Il punto vendita fisico è da sempre considerato un importante mezzo di comunicazione, specie se arricchito da cartellonistica, espositori, crowner roter o display. Strategie di marketing, dunque, che spesso hanno un duplice obiettivo: aumentare le vendite, oltre che comunicare determinate caratteristiche dei prodotti inseriti a scaffale.
Un episodio simile si è verificato anche per le uve da tavola pugliesi. In una nota insegna di supermercati, nel reparto ortofrutta e in corrispondenza del prodotto in esposizione, sono stati appesi dei cartelli in cui vengono indicate alcune varietà di uve, la loro stagionalità e le principali caratteristiche, al fine di informare i consumatori e guidarli nella migliore scelta d'acquisto. Tra le tipologie riportate: Italia, Red Globe, Palieri, Pizzutella, Crimson e altre cultivar. (Nella foto a lato, cartelli apparsi in un supermercato del sud barese).

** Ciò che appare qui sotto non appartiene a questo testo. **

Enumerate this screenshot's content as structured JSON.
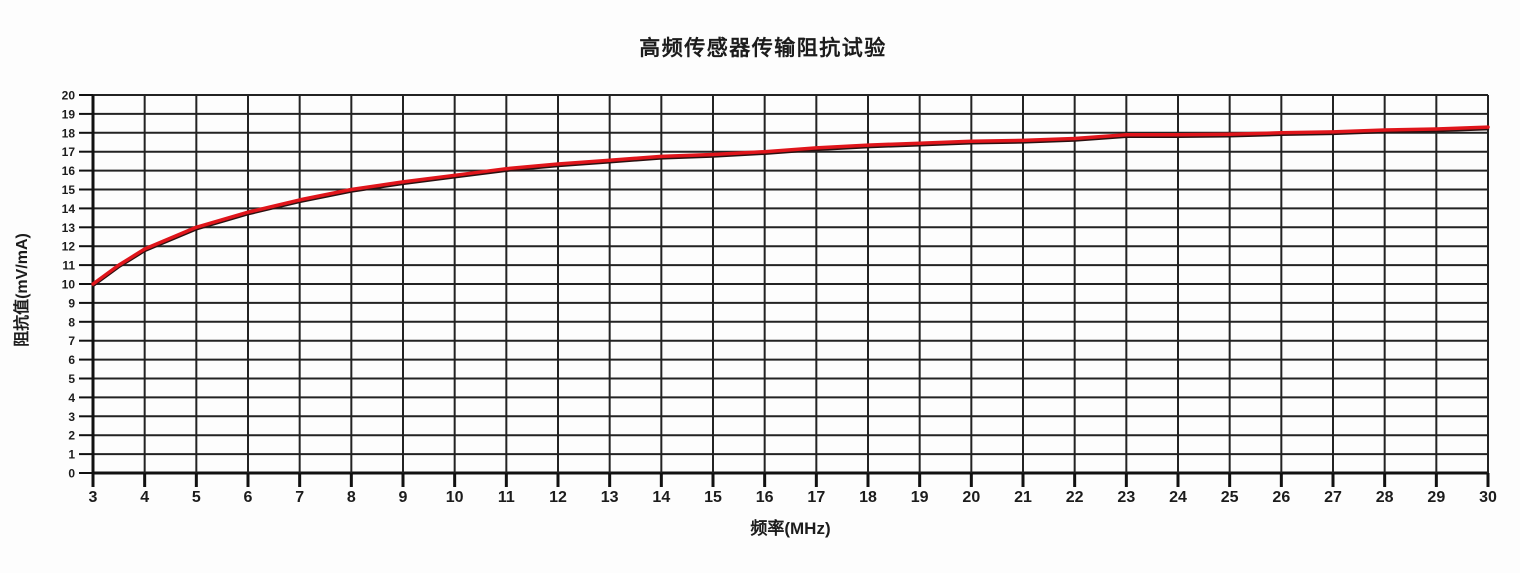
{
  "chart_data": {
    "type": "line",
    "title": "高频传感器传输阻抗试验",
    "xlabel": "频率(MHz)",
    "ylabel": "阻抗值(mV/mA)",
    "xlim": [
      3,
      30
    ],
    "ylim": [
      0,
      20
    ],
    "x_ticks": [
      3,
      4,
      5,
      6,
      7,
      8,
      9,
      10,
      11,
      12,
      13,
      14,
      15,
      16,
      17,
      18,
      19,
      20,
      21,
      22,
      23,
      24,
      25,
      26,
      27,
      28,
      29,
      30
    ],
    "y_ticks": [
      0,
      1,
      2,
      3,
      4,
      5,
      6,
      7,
      8,
      9,
      10,
      11,
      12,
      13,
      14,
      15,
      16,
      17,
      18,
      19,
      20
    ],
    "grid": true,
    "legend_position": "none",
    "x": [
      3,
      3.5,
      4,
      5,
      6,
      7,
      8,
      9,
      10,
      11,
      12,
      13,
      14,
      15,
      16,
      17,
      18,
      19,
      20,
      21,
      22,
      23,
      24,
      25,
      26,
      27,
      28,
      29,
      30
    ],
    "series": [
      {
        "values": [
          10.0,
          11.0,
          11.85,
          13.0,
          13.8,
          14.45,
          15.0,
          15.4,
          15.75,
          16.1,
          16.35,
          16.55,
          16.75,
          16.85,
          17.0,
          17.2,
          17.35,
          17.45,
          17.55,
          17.6,
          17.7,
          17.9,
          17.9,
          17.92,
          18.0,
          18.05,
          18.15,
          18.2,
          18.3
        ]
      }
    ],
    "colors": {
      "line": "#e0151b",
      "line_underlay": "#2a1111",
      "grid": "#232323",
      "axis": "#111111",
      "text": "#1c1c1c",
      "background": "#fdfdfd"
    }
  }
}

A tal riguardo, Donato Fanelli, noto imprenditore pugliese, ci spiega: "Molto bene l'iniziativa della catena di Gdo. Finalmente, qualcuno della filiera che ha capito quanto sia importante la comunicazione. Non dobbiamo aspettare però che siano i retailer a occuparsi del marketing delle uve. È giusto che lo facciano le aziende che producono e che le commercializzano, anche per capire al meglio verso quali varietà sarebbe opportuno spingere di più e su quali invece no. Il problema è che c'è troppa confusione varietale: ogni anno vengono lanciate tante nuove cultivar e "rottamate" poche altre, che spesso hanno scritto la storia di alcuni territori. La promozione e la valorizzazione deve partire dagli operatori verso i distributori, per poi indirizzarsi ai consumatori. Servono fondi per pubblicizzare sia su emittenti radiofoniche o televisive sia sui social network, per tutto il periodo di raccolta e commercializzazione, quelle che sono le caratteristiche delle diverse varietà per spingere il consumatore ad acquistarle".
Fanelli ci riferisce che al momento sono circa 180 le nuove selezioni e varietà tra uve bianche, rosse e nere senza semi. "Qual è il percorso da intraprendere per valorizzarle? Mentre le altre filiere si concentrano nella creazione di brand, pensiamo ad esempio alle mele o alle pere, aumentando anche la customers experience, sulle uve ancora non abbiamo chiaro neanche cosa coltivare, nonostante sia il secondo prodotto più esportato. Il rischio è di ritrovarci con un prodotto privo di identità, che non ha distinzione sui mercati, quando invece chi le ha brevettate e chi le ha coltivate ci ha speso tempo e denaro proprio per determinate caratteristiche produttive e commerciali. Non prendiamo come riferimento la campagna in corso. Quella di quest'anno è infatti un caso a parte, utile a curarci le ferite delle passate stagioni. E' come andare in barca a vela con 3mila nodi: la navigazione è assicurata".